Альфред Теннисон, конечно, поэт-лауреат [80] , и не мне обсуждать его притязания на этот высокий титул, но вот я всё думаю, что если бы только правительство выступило в то время непредвзято и объявило всеобщий конкурс, предложив кандидатам для проверки их способностей какую-нибудь задачу (скажем, «Пилюли здоровья от Фремптона, акростих»), то результат мог бы оказаться совершенно иным.

Но вернёмся к нашим баранам (как совершенно неромантично выражаются наши благородные союзники [81] ) и к мастеровому с Грейт Уотлс-стрит. Он вышел из маленького магазинчика — ну и топорно тот был сколочен, впридачу чрезвычайно обветшал и вообще выглядел жалко! Что же я увидел такого, из чего можно было бы заключить, что в моём существовании наступает великая эпоха? Читатель, я увидел вывеску!

80

Так называлась должность придворного поэта, на которую назначали за незаурядный талант и литературные заслуги. В обязанности поэта-лауреата входило сочинять стихи на события придворной жизни и по торжественным случаям. В своё время поэтом-лауреатом был, например, Вальтер Скотт.

81

Имеется в виду — союзники по так называемой Восточной (Крымской) войне. Рассказ написан в 1856 году; мирный договор между Российской империей и союзными державами был подписан в этом же году, в марте.

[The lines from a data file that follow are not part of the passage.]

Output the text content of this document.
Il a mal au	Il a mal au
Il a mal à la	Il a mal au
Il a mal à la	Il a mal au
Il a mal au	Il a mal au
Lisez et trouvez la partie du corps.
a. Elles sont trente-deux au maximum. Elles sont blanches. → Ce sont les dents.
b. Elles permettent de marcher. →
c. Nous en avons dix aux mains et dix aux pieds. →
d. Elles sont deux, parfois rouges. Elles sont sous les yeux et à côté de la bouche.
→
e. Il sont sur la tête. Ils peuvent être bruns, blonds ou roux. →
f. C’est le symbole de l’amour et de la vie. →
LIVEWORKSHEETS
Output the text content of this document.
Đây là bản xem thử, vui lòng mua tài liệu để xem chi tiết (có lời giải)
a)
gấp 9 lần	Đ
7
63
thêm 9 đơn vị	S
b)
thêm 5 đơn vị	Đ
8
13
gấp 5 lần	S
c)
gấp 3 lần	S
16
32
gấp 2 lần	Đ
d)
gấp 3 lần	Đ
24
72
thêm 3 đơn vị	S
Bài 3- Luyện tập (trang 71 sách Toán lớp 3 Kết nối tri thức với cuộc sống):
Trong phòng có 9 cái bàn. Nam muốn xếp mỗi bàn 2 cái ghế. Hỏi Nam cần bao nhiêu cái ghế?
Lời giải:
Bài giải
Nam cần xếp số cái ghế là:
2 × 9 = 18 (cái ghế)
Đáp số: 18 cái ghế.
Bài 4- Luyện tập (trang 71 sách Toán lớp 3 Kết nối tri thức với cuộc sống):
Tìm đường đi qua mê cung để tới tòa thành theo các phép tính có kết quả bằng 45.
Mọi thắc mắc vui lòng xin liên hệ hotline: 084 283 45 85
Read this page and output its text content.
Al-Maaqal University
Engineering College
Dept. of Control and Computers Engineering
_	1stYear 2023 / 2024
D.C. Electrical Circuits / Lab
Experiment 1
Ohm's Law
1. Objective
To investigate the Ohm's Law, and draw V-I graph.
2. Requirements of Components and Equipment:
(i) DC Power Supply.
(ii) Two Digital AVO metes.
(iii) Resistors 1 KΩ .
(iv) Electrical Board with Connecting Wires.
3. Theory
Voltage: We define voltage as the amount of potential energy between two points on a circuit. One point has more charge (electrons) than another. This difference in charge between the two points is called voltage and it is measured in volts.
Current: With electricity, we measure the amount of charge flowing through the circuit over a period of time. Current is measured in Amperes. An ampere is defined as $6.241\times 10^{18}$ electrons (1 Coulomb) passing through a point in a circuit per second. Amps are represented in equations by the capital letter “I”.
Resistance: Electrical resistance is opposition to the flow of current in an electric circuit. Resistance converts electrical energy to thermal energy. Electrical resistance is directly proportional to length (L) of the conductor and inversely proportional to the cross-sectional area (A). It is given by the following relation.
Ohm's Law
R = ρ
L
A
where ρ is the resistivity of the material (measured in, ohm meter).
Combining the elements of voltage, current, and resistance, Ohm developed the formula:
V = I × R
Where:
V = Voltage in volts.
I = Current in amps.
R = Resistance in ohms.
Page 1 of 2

Да. На этой ржавой вывеске, одним-единственным шурупом привинченной к потрескавшейся стене и ужасно скрипевшей, была надпись, от которой всего меня с головы до пят охватило необычное возбуждение. «Simon Lubkin. Dealer in Romancement» [82] .

Была пятница, четвёртое июня, половина пятого дня.

Я перечитал эту надпись трижды, затем достал записную книжку и не сходя с места всё списал; тем временем мастеровой таращился на меня с глубочайшим и (как я тогда подумал) уважительным удивлением.

82

«Саймон Лубкин. Торговля романтичностью».